The problem with this new The Day the Earth Stood Still isn’t so much in the execution of director Scott Derrickson (The Exorcism of Emily Rose), who pulls off quite a few compelling sequences and, best of all, doesn’t screw around too much with Klaatu’s giant robot Gort. Retaining his iconically simple shape, with the addition of only a great deal more height and the roving red eye of a Cylon Centurion, Gort is still awesome . . . at least until he suddenly turns into a cloud of tiny robot insects that arbitrarily eat whatever the plot calls for. He does utter the classic “Klaatu Barada Nikto” line, but to a different end.

No, the problem here is that there are none of the big ideas that have kept the 1951 film in the public consciousness (it’s actually quite boring in parts that don’t deal directly with the message). Directed by Robert Wise, the original Day was both a condemnation of Cold War military paranoia and an allegorical Christ tale, with Klaatu dying for our sins before being resurrected and ascending into the heavens, warning that he’ll be back with the apocalypse if humanity doesn’t shape up. There are plenty of ways to bring similar themes into play today: Klaatu as Bush figure, perhaps, invading because of our weapons of mass destruction? Instead, it’s never clear quite what the alien’s problem is. Humans are rendering the planet uninhabitable, he initially says. Fair enough—that makes him an eco-warrior.
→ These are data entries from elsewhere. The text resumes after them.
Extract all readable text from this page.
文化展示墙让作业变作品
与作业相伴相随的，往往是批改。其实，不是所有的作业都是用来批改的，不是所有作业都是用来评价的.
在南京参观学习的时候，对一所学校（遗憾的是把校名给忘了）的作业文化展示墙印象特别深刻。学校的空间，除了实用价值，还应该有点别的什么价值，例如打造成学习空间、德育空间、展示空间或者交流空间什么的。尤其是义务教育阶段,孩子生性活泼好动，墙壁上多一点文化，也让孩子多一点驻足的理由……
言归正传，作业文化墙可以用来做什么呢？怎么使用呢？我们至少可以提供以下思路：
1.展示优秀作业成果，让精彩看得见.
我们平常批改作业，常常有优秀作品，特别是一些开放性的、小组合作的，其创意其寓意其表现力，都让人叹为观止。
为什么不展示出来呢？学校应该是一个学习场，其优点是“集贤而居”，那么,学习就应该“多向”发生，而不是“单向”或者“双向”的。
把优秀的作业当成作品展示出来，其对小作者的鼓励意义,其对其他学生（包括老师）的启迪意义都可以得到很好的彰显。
But why then do his judgments in the film’s second half center on humans being hateful and warlike? Isn’t the extermination of a population just a tad warlike in itself? And if he wants to go to the United Nations and is essentially omnipotent, how come he never does?
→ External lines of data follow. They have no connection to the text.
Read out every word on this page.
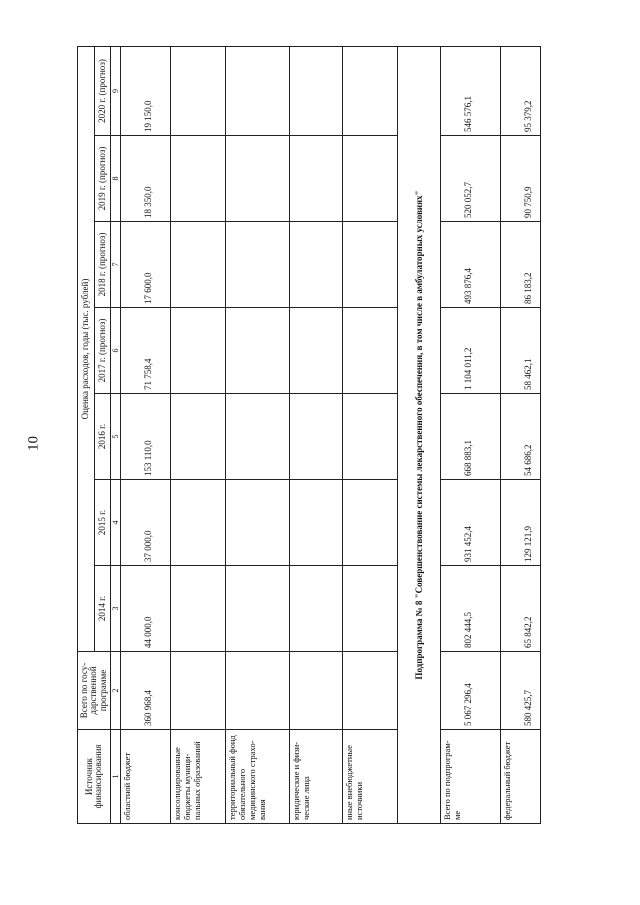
10
Источник финансирования	Всего по госу-дарственной программе	Оценка расходов, годы (тыс. рублей)						
		2014 г.	2015 г.	2016 г.	2017 г. (прогноз)	2018 г. (прогноз)	2019 г. (прогноз)	2020 г. (прогноз)
1	2	3	4	5	6	7	8	9
областной бюджет	360 968,4	44 000,0	37 000,0	153 110,0	71 758,4	17 600,0	18 350,0	19 150,0
консолидированные бюджеты муници-пальных образований								
территориальный фонд обязательного медицинского страхо-вания								
юридические и физи-ческие лица								
иные внебюджетные источники								
Подпрограмма № 8 "Совершенствование системы лекарственного обеспечения, в том числе в амбулаторных условиях"								
Всего по подпрограм-ме	5 067 296,4	802 444,5	931 452,4	668 883,1	1 104 011,2	493 876,4	520 052,7	546 576,1
федеральный бюджет	580 425,7	65 842,2	129 121,9	54 686,2	58 462,1	86 183,2	90 750,9	95 379,2
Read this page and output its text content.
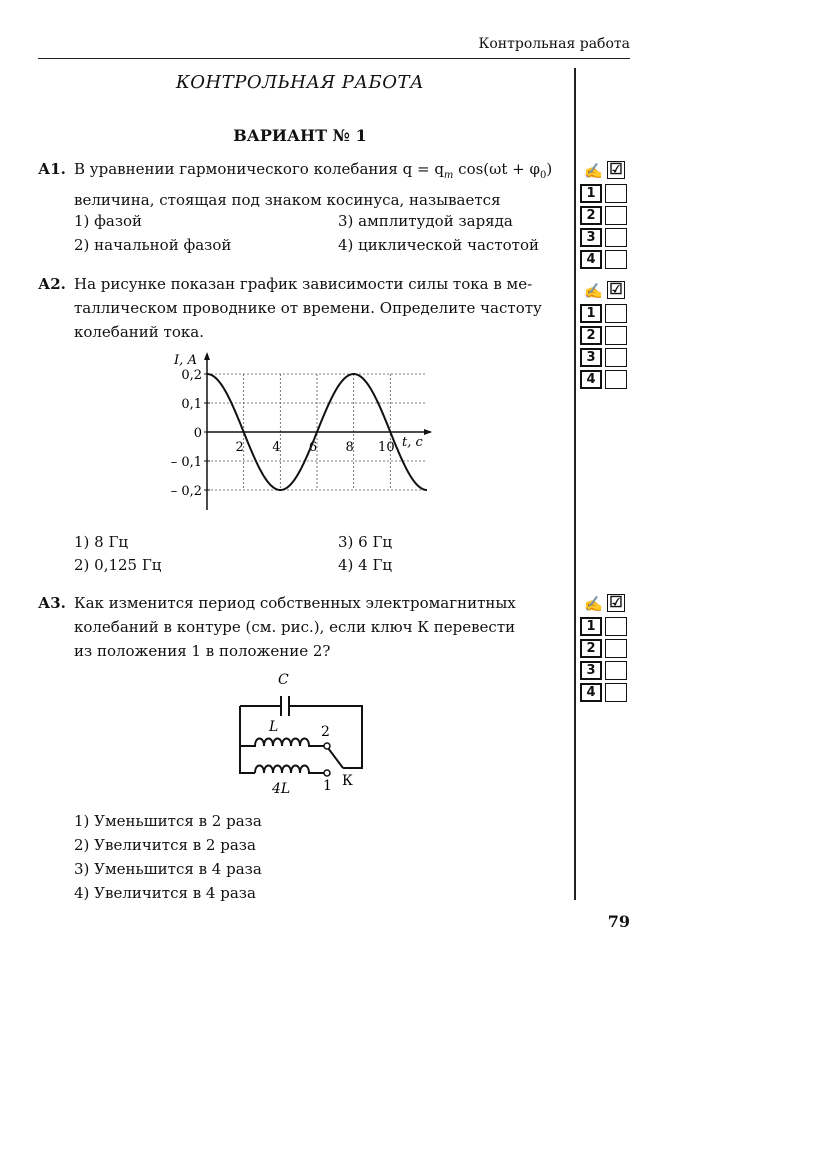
Контрольная работа
КОНТРОЛЬНАЯ РАБОТА
ВАРИАНТ № 1
А1. В уравнении гармонического колебания $q = q_m$ $\cos(\omega t + \varphi_0)$
величина, стоящая под знаком косинуса, называется
1) фазой
2) начальной фазой
3) амплитудой заряда
4) циклической частотой
✍ ☑
1
2
3
4
А2. На рисунке показан график зависимости силы тока в ме-
таллическом проводнике от времени. Определите частоту
колебаний тока.
✍ ☑
1
2
3
4
0,2
0,1
0
– 0,1
– 0,2
2 4 6 8 10
I, А
t, с
1) 8 Гц
2) 0,125 Гц
3) 6 Гц
4) 4 Гц
А3. Как изменится период собственных электромагнитных
колебаний в контуре (см. рис.), если ключ К перевести
из положения 1 в положение 2?
✍ ☑
1
2
3
4
C
L
4L
2
1 К
1) Уменьшится в 2 раза
2) Увеличится в 2 раза
3) Уменьшится в 4 раза
4) Увеличится в 4 раза
79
Meanwhile, the casting of Will Smith’s son Jaden as Helen’s stepson plays like a colossal (and really lame) in-joke. Trained to shoot aliens by hours of playing Halo online, he constantly repeats the mantra, “If my dad were here, he’d fight!” The theme of the movie is that we’re supposed to be better than that, but it’s debatable whether this is a better film than Independence Day, so begging the comparison is a bad idea. But at least it’s an idea.